Acórdão nº 143/13.0TBLSD-M.P1 de Court of Appeal of Porto (Portugal), 19 de Fevereiro de 2015

Data19 Fevereiro 2015
ÓrgãoCourt of Appeal of Porto (Portugal)

Insolvência 143/13.0TBLSD do Juiz 3 - Secção Comércio de Amarante ……………………………………………… ……………………………………………… ……………………………………………… Acordam no Tribunal da Relação do Porto os juízes abaixo assinados: Em 2013, em data anterior a 03 de Abril, um credor de B…, Lda, veio requerer que fosse declarada a insolvência desta.

A requerida opôs-se e foi marcado julgamento para decidir a oposição, mas a 03/04/2013 a requerida veio desistir da oposição, e nesse mesmo dia foi declarada a insolvência da requerida.

A 30/12/2013 o Instituto da Segurança Social, IP, veio alegar a falta de pagamentos de contribuições à Segurança Social por parte da insolvente, apuradas sobre o valor das remunerações devidas aos seus trabalhadores nos meses de Março e Abril de 2013, concluindo que elas, por se vencerem no dia 15 do mês seguinte àquele a que respeitam, e respectivos juros, correspondem a créditos sobre a massa insolvente, nos termos e para os efeitos do art. 51 do Código da Insolvência e da Recuperação da Empresa, por se terem constituído após a declaração de insolvência; e termina requerendo que fosse declarado o que antecede, com as consequências que considera daí decorrentes.
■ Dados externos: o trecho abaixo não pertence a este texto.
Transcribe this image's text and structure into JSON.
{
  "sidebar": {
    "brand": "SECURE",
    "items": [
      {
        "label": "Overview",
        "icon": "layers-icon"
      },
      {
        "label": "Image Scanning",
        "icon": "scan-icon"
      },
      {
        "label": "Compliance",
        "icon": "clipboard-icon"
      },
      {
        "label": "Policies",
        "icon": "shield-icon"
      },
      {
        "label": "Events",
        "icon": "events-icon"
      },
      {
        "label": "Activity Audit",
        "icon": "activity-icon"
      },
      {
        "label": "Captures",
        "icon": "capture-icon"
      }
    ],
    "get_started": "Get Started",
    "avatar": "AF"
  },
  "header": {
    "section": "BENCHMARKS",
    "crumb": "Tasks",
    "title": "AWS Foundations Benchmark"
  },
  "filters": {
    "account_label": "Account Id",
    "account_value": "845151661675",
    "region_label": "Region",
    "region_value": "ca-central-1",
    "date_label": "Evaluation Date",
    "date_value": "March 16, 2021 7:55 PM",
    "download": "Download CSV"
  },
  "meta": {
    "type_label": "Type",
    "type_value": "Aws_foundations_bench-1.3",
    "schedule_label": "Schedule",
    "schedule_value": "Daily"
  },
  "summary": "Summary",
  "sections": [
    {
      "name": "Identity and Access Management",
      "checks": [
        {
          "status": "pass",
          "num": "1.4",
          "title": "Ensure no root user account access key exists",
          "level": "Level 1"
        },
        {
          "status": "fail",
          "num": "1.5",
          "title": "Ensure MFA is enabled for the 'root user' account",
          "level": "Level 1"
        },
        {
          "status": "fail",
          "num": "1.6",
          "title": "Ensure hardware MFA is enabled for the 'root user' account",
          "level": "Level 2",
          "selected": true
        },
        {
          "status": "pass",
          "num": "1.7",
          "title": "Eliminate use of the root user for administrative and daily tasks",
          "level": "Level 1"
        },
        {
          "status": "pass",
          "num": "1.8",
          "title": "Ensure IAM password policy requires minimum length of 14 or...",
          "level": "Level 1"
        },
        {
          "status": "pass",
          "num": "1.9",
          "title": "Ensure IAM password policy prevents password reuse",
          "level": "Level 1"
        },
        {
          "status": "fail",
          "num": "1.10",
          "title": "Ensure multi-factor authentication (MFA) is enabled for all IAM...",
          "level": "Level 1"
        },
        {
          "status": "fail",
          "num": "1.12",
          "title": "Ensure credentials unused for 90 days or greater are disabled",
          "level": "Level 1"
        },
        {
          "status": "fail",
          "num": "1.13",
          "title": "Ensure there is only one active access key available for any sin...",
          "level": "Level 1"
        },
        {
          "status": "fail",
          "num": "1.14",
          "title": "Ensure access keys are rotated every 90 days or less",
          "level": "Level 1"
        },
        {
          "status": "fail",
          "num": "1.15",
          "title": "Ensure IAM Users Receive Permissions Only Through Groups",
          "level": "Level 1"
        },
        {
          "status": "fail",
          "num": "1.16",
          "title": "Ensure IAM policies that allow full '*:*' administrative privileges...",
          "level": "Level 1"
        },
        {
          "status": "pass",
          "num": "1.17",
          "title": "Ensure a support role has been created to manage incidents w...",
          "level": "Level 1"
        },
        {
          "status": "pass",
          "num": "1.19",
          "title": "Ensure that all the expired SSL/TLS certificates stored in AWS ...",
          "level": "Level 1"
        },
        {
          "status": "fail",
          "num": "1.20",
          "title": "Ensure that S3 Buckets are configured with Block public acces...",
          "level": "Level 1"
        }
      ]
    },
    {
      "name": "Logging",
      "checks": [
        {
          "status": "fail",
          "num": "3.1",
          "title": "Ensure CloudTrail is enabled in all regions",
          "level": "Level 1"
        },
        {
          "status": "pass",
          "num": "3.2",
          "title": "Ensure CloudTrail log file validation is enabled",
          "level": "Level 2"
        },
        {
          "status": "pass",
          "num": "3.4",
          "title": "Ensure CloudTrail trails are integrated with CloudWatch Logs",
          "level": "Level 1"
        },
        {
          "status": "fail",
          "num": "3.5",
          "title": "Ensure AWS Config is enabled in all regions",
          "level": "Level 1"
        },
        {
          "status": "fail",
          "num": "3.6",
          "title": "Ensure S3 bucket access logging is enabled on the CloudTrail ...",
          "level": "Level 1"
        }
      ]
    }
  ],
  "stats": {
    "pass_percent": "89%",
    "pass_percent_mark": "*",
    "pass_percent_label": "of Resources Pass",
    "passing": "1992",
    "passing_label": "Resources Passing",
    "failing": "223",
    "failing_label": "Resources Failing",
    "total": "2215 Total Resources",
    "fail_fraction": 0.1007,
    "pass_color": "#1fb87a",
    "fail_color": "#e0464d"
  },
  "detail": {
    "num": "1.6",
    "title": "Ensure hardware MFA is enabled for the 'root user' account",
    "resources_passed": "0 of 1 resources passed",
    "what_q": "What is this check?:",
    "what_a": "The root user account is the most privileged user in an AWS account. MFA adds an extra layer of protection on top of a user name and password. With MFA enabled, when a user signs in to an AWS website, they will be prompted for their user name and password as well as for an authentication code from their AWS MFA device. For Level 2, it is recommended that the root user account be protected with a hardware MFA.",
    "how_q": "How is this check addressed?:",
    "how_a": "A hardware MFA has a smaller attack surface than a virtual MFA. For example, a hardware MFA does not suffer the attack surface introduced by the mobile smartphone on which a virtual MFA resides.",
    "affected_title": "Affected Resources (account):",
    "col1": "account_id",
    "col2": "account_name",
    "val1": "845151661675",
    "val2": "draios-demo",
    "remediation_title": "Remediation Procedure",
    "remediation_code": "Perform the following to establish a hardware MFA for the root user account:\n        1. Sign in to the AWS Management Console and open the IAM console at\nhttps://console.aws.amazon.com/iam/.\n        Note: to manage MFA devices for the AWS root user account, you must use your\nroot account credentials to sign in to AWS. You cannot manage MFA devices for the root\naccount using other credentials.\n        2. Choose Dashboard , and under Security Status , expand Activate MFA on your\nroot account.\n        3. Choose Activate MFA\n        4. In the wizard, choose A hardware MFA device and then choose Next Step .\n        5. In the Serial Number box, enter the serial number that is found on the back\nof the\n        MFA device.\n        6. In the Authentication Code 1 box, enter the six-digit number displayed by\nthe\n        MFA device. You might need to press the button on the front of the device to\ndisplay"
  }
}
Tinha anexo uma certidão de dívida B… à segurança social.

O Sr. Administrador da Insolvência manifestou a sua oposição a tal, dizendo, em síntese, nunca procedeu a qualquer pagamento de salários, nunca teve qualquer trabalhadora sob sua administração e nunca submeteu qualquer declaração de salários à Segurança Social.

Na sequência de despacho que não consta dos autos, o ISS veio requerer a junção aos autos das declarações de remunerações “solicitadas pelo AI”.

A 11/11/2014 foi julgado procedente o requerido pelo ISS, declarando-se as contribuições referentes aos meses de Março e Abril de 2013 e respectivos juros de mora no montante de 6708,59€ como créditos da massa insolvente nos termos do art. 51 do CIRE e determinando-se que o Sr. AI procedesse ao respectivo pagamento.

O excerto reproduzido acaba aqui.